O autor é advogado, professor de pós-graduação e extensão na Candido Mendes/RJ, palestrante, coordenador - em conjunto com o Professor Ives Gandra da Silva Martins - da Revista Ibero-Americana de Direito Público – RIAD. Dentre outras obras assinou: Compêndio de Direito Administrativo, Licitações e seus Princípios na Jurisprudência, O Contrato Administrativo, Lei nº 8.112/90 – Interpretada e Comendada.

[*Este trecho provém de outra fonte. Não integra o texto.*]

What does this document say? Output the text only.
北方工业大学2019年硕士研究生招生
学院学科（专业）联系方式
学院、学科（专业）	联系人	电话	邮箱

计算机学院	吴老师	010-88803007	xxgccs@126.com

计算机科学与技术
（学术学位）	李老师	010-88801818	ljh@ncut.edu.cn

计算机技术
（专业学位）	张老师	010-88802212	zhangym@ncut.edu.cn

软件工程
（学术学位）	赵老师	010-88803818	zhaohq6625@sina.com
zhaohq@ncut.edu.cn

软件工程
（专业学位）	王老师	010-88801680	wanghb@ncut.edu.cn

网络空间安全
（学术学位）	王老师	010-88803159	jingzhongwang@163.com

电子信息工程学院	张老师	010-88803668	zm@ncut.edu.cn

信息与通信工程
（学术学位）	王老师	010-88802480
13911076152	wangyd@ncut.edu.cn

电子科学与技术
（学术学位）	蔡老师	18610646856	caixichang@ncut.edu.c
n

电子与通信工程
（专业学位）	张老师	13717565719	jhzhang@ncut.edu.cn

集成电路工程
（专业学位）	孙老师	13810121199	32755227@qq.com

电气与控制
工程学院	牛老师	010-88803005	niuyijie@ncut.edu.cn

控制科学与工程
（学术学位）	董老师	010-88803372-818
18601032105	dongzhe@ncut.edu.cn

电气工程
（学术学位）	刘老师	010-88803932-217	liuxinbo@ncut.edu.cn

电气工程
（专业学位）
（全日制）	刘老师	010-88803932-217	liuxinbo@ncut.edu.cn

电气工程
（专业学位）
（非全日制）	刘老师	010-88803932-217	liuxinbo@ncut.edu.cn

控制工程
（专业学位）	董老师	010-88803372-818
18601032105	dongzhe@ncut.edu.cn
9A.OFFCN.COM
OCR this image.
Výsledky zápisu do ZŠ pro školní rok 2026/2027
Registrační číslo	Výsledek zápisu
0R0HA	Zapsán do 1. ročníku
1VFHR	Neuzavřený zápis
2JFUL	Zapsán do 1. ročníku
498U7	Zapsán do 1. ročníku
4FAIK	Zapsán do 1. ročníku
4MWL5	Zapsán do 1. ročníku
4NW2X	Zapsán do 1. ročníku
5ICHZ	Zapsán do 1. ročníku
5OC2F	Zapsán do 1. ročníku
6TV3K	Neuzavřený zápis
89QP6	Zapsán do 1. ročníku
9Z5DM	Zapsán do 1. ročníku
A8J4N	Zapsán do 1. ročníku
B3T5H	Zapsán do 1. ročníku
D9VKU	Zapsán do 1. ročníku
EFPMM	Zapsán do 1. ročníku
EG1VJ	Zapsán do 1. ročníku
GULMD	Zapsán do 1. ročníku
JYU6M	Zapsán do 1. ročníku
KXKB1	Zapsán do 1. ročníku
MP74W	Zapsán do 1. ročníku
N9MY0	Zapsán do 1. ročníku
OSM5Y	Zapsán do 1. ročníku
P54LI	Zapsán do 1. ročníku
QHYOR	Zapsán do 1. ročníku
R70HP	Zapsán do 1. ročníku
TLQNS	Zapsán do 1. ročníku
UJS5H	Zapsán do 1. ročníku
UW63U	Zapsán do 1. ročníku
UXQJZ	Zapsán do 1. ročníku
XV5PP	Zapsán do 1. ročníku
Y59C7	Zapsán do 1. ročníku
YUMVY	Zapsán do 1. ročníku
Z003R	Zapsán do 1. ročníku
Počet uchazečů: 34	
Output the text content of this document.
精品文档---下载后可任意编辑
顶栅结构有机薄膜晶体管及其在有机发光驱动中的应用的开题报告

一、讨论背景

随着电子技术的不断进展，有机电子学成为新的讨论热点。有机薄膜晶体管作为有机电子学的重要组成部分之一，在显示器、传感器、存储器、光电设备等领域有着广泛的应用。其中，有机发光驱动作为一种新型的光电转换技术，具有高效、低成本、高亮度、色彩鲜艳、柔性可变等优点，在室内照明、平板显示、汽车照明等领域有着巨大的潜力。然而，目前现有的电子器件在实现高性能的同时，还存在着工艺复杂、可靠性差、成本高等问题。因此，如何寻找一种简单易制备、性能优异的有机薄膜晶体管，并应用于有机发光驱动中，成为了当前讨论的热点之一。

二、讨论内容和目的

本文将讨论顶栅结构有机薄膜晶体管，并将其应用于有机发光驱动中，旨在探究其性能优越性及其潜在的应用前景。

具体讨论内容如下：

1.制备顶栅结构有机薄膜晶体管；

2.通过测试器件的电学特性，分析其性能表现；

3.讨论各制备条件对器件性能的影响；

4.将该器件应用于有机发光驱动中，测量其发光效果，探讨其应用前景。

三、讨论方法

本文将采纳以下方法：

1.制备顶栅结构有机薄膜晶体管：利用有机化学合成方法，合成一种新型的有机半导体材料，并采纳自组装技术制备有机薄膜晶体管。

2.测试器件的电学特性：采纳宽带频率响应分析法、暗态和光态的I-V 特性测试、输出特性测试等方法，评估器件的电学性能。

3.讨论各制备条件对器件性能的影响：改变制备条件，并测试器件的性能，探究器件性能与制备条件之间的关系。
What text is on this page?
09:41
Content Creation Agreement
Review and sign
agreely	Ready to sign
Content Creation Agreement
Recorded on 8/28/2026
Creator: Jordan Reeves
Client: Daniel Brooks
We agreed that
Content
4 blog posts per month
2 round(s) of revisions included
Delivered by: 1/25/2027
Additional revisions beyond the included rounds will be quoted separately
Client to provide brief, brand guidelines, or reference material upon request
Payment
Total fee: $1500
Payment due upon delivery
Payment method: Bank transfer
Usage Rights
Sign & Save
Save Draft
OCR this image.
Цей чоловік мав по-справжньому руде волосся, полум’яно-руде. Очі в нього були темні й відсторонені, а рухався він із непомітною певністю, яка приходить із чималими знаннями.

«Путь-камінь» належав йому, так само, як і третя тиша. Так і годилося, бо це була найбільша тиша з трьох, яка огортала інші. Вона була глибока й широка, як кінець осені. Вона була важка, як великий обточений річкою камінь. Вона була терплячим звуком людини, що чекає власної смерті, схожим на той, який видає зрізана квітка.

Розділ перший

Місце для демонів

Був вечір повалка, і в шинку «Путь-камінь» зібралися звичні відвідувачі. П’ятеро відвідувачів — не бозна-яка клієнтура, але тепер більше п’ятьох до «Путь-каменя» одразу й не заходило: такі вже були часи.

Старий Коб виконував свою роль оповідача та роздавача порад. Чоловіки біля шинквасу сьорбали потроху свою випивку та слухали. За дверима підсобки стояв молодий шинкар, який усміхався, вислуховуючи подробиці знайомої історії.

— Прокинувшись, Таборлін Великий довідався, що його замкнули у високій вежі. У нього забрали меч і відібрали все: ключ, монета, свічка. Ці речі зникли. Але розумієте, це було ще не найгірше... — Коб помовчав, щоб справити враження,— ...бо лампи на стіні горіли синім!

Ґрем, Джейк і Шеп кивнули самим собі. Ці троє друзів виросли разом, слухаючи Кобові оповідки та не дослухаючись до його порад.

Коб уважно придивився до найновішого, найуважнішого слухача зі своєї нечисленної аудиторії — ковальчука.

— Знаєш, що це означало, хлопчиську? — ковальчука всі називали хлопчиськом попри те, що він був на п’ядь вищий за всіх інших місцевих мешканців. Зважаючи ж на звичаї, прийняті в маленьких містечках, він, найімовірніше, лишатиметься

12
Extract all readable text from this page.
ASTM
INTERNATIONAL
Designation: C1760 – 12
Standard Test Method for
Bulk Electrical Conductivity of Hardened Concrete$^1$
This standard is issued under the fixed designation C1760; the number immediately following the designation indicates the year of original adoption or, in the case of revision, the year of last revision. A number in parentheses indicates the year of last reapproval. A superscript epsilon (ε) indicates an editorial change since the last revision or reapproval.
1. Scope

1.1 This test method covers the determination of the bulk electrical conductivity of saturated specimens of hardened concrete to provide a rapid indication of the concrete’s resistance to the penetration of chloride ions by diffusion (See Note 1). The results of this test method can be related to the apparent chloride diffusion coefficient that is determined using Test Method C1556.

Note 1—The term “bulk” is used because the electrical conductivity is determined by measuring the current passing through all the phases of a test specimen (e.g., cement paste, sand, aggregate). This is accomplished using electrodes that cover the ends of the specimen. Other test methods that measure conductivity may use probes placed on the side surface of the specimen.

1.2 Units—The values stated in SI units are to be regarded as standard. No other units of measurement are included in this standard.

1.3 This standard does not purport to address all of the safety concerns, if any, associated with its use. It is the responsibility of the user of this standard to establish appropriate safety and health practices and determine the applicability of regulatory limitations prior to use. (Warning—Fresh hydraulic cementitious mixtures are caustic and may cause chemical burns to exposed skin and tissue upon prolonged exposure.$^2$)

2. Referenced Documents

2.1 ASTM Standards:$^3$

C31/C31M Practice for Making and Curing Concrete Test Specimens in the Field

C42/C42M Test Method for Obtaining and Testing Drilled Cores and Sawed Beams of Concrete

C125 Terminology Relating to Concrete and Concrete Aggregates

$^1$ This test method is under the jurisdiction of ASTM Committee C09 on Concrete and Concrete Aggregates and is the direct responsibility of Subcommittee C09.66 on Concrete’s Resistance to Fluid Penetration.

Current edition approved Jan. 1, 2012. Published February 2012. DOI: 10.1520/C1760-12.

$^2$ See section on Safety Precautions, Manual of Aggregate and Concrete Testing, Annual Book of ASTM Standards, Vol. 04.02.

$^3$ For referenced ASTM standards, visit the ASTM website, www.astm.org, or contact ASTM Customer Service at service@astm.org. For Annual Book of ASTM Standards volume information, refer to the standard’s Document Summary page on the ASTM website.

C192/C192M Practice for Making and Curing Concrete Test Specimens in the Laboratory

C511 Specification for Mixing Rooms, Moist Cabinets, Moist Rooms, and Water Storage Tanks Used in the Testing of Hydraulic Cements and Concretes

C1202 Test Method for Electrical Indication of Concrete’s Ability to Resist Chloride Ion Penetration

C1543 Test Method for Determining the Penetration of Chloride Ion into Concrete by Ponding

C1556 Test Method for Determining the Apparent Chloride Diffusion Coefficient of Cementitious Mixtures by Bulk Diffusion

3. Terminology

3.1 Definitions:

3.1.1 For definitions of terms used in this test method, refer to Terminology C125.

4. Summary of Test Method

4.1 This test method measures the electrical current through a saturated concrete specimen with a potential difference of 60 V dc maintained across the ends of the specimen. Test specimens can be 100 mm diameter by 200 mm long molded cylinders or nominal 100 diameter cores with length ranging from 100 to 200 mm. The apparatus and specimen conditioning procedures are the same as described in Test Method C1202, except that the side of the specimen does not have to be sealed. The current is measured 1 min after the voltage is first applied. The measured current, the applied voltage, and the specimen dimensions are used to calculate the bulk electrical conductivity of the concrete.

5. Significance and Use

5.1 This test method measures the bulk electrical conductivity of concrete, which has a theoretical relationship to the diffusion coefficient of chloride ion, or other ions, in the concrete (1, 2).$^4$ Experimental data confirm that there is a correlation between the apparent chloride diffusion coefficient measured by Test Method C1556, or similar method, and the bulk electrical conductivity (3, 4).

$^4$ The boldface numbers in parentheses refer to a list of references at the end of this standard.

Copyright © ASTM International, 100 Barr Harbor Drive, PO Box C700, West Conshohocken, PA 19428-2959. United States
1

Esta segunda edição do Tratato de Direito Administrativo Disciplinar, revista, autorizada e ampliada, é assim apresentada pela Editora Forense:
Os temas na presente obra são de grande relevância para o Direito Administrativo, pois versam sobre o seu sistema disciplinar sancionatório, no qual, o servidor público em geral é ou pode vir a ser alçado à constrangedora posição de acusado em um procedimento de sindicância ou em um processo administrativo disciplinar.
Apesar de ter havido a constitucionalização de todos os ramos do direito, nesse contido o Direito Administrativo, ainda vigoram normas infraconstitucionais e atos administrativos de pouca solvabilidade constitucional e que geram inúmeros litígios judiciais, em decorrência de que os servidores acusados ficam, na maioria dos casos, impedidos do exercício de suas prerrogativas constitucionais, justamente porque o processo administrativo disciplinar é desenvolvido com o amplo cerceamento de direitos, garantias e, principalmente, violações aos princípios constitucionais, inclusive o da legalidade.
A obra enfoca os pontos omissos, falhos, ultrapassados, as violações de direitos e as inconstitucionalidades de leis e demais atos administrativos, todos interligados ao direito administrativo disciplinar sancionador do servidor público em sentido lato, com a finalidade de fornecer novos subsídios jurídicos e doutrinários para a tão urgente e necessária reformulação no sistema de instauração, apuração e de julgamento do processo administrativo disciplinar.
Especificamente, para esta 2ª edição, o autor destacou os efeitos para o processo disciplinar após a Súmula Vinculante 5-STF, que sobrepujou a Súmula 343-STJ, quanto à necessidade de defesa por advogado.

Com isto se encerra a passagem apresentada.